Insights:  This case illustrates the importance of maintaining proper documentation for deductible expenses that are claimed on a return. The taxpayer provided the court with limited documentation that he paid the claimed $75,000 of home mortgage interest. The taxpayer’s documentation was comprised of emails from Putnam Bridge and a handwritten Form 1098, Mortgage Interest Statement. The Putnam Bridge emails stated that the interest was accrued and charged but they did not reference actual payments. In addition, neither party could confirm that the handwritten Form 1098, Mortgage Interest Statement, was actually filed by Putnam Bridge. As a result, the Court was unable to determine when payments were made, from what accounts, and the amounts of any such payments.

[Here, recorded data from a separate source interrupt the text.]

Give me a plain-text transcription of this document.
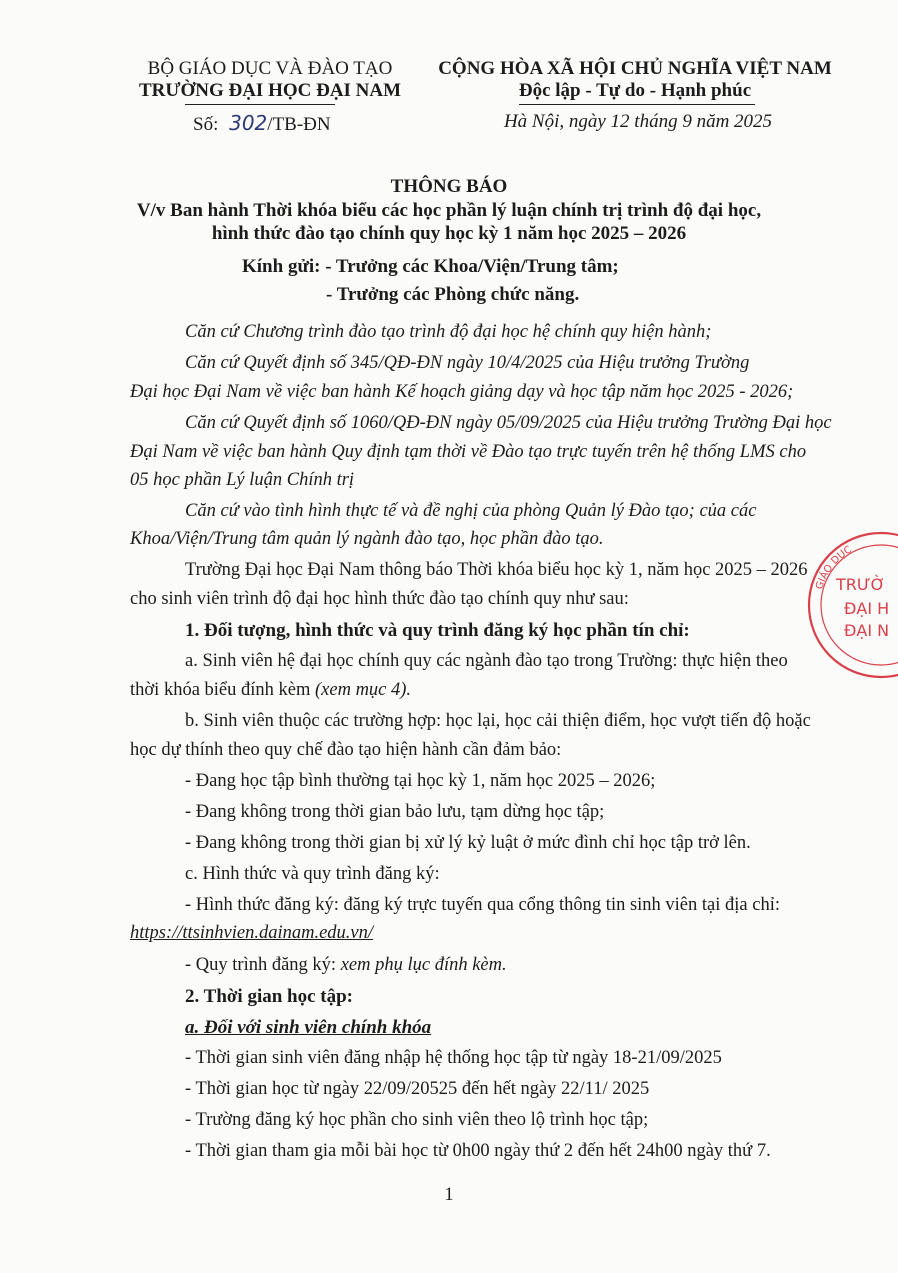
BỘ GIÁO DỤC VÀ ĐÀO TẠO
TRƯỜNG ĐẠI HỌC ĐẠI NAM
Số: 302/TB-ĐN
CỘNG HÒA XÃ HỘI CHỦ NGHĨA VIỆT NAM
Độc lập - Tự do - Hạnh phúc
Hà Nội, ngày 12 tháng 9 năm 2025
THÔNG BÁO
V/v Ban hành Thời khóa biểu các học phần lý luận chính trị trình độ đại học,
hình thức đào tạo chính quy học kỳ 1 năm học 2025 – 2026
Kính gửi: - Trưởng các Khoa/Viện/Trung tâm;
- Trưởng các Phòng chức năng.
Căn cứ Chương trình đào tạo trình độ đại học hệ chính quy hiện hành;
Căn cứ Quyết định số 345/QĐ-ĐN ngày 10/4/2025 của Hiệu trưởng Trường
Đại học Đại Nam về việc ban hành Kế hoạch giảng dạy và học tập năm học 2025 - 2026;
Căn cứ Quyết định số 1060/QĐ-ĐN ngày 05/09/2025 của Hiệu trưởng Trường Đại học
Đại Nam về việc ban hành Quy định tạm thời về Đào tạo trực tuyến trên hệ thống LMS cho
05 học phần Lý luận Chính trị
Căn cứ vào tình hình thực tế và đề nghị của phòng Quản lý Đào tạo; của các
Khoa/Viện/Trung tâm quản lý ngành đào tạo, học phần đào tạo.
Trường Đại học Đại Nam thông báo Thời khóa biểu học kỳ 1, năm học 2025 – 2026
cho sinh viên trình độ đại học hình thức đào tạo chính quy như sau:
1. Đối tượng, hình thức và quy trình đăng ký học phần tín chỉ:
a. Sinh viên hệ đại học chính quy các ngành đào tạo trong Trường: thực hiện theo
thời khóa biểu đính kèm (xem mục 4).
b. Sinh viên thuộc các trường hợp: học lại, học cải thiện điểm, học vượt tiến độ hoặc
học dự thính theo quy chế đào tạo hiện hành cần đảm bảo:
- Đang học tập bình thường tại học kỳ 1, năm học 2025 – 2026;
- Đang không trong thời gian bảo lưu, tạm dừng học tập;
- Đang không trong thời gian bị xử lý kỷ luật ở mức đình chỉ học tập trở lên.
c. Hình thức và quy trình đăng ký:
- Hình thức đăng ký: đăng ký trực tuyến qua cổng thông tin sinh viên tại địa chỉ:
https://ttsinhvien.dainam.edu.vn/
- Quy trình đăng ký: xem phụ lục đính kèm.
2. Thời gian học tập:
a. Đối với sinh viên chính khóa
- Thời gian sinh viên đăng nhập hệ thống học tập từ ngày 18-21/09/2025
- Thời gian học từ ngày 22/09/20525 đến hết ngày 22/11/ 2025
- Trường đăng ký học phần cho sinh viên theo lộ trình học tập;
- Thời gian tham gia mỗi bài học từ 0h00 ngày thứ 2 đến hết 24h00 ngày thứ 7.
1
GIÁO DỤC
TRƯỜ
ĐẠI H
ĐẠI N
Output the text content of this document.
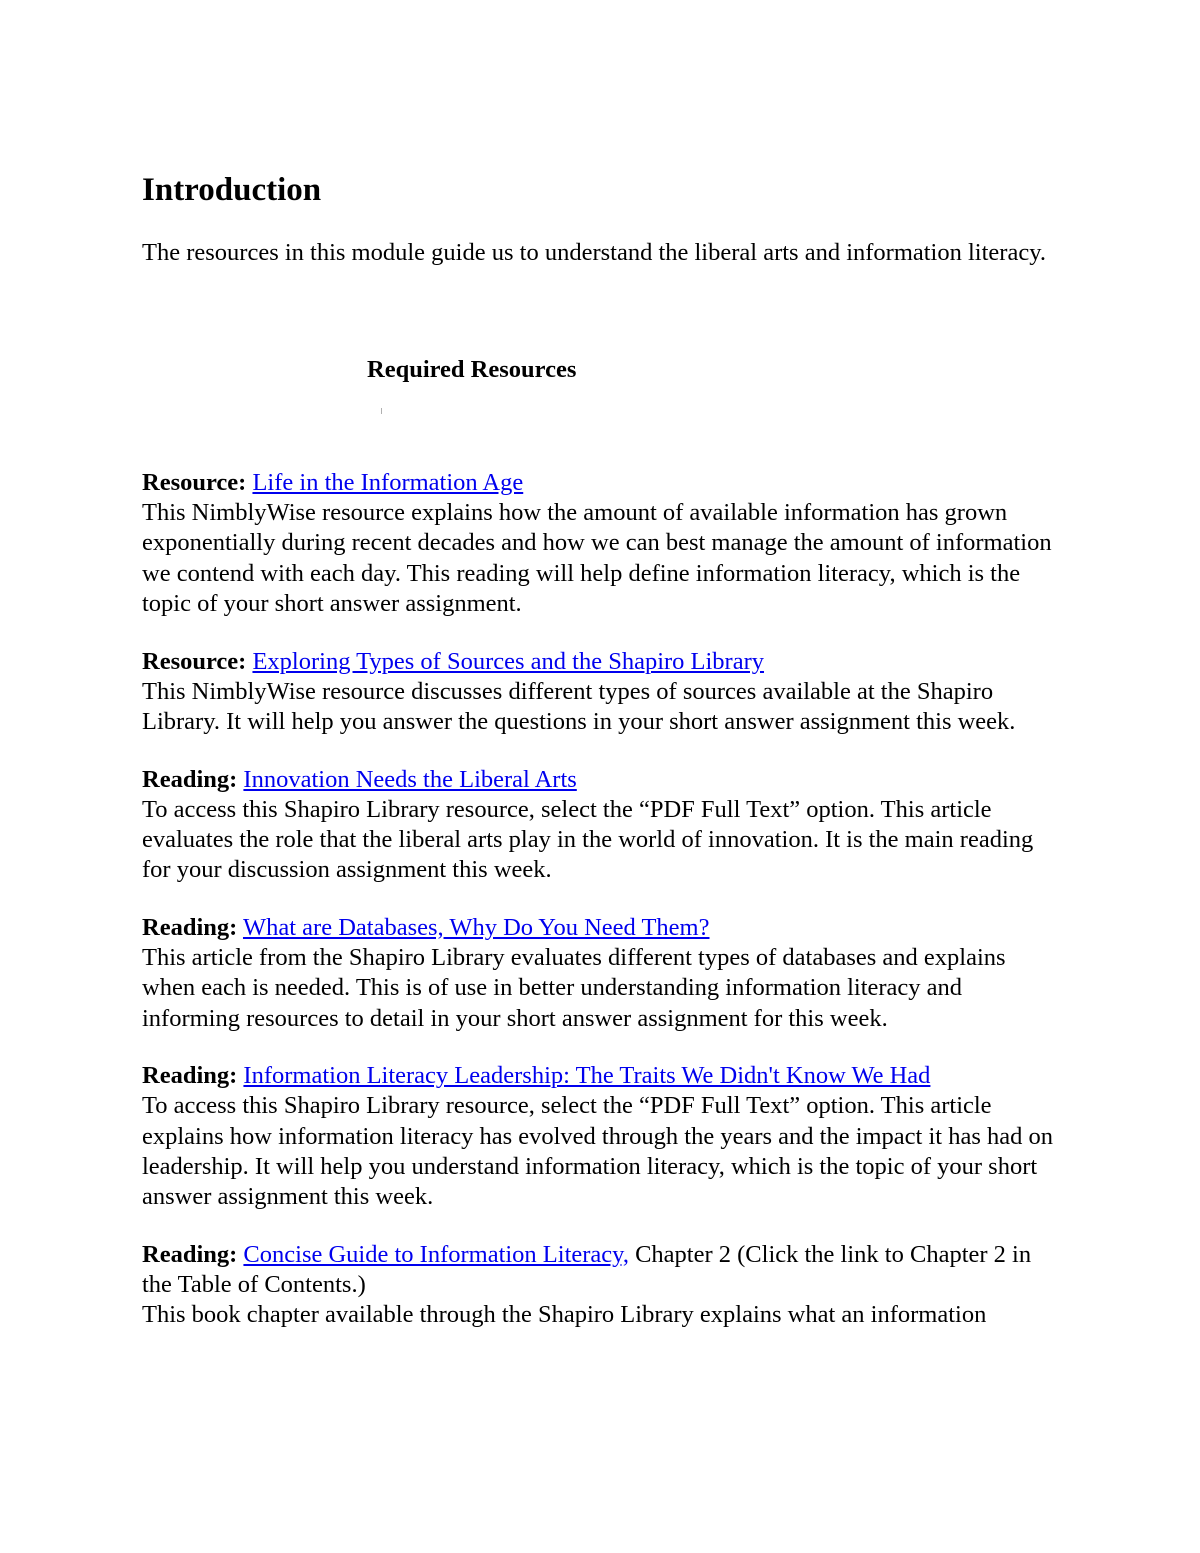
Introduction

The resources in this module guide us to understand the liberal arts and information literacy.

Required Resources
Resource: Life in the Information Age
This NimblyWise resource explains how the amount of available information has grown exponentially during recent decades and how we can best manage the amount of information we contend with each day. This reading will help define information literacy, which is the topic of your short answer assignment.
Resource: Exploring Types of Sources and the Shapiro Library
This NimblyWise resource discusses different types of sources available at the Shapiro Library. It will help you answer the questions in your short answer assignment this week.
Reading: Innovation Needs the Liberal Arts
To access this Shapiro Library resource, select the “PDF Full Text” option. This article evaluates the role that the liberal arts play in the world of innovation. It is the main reading for your discussion assignment this week.
Reading: What are Databases, Why Do You Need Them?
This article from the Shapiro Library evaluates different types of databases and explains when each is needed. This is of use in better understanding information literacy and informing resources to detail in your short answer assignment for this week.
Reading: Information Literacy Leadership: The Traits We Didn't Know We Had
To access this Shapiro Library resource, select the “PDF Full Text” option. This article explains how information literacy has evolved through the years and the impact it has had on leadership. It will help you understand information literacy, which is the topic of your short answer assignment this week.
Reading: Concise Guide to Information Literacy, Chapter 2 (Click the link to Chapter 2 in the Table of Contents.)
This book chapter available through the Shapiro Library explains what an information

A taxpayer seeking to deduct home mortgage interest should ensure that it receives a proper Form 1098, Mortgage Interest Statement, from the mortgage holder and that the mortgage holder files the Form 1098 with the IRS. If a taxpayer receives a handwritten Form 1098, Mortgage Interest Statement, one that does not conform to the IRS’s form, or does not receive a Form 1098, Mortgage Statement from the mortgage holder, the taxpayer should ensure that he or she can provide the Court with documentation as to the dates of payments, from which accounts they were made, and the amounts of any such payments. Such information may allow the Court to reasonably estimate the amount of the deductible expense that was paid or incurred and allow a deduction in the amount of the estimate.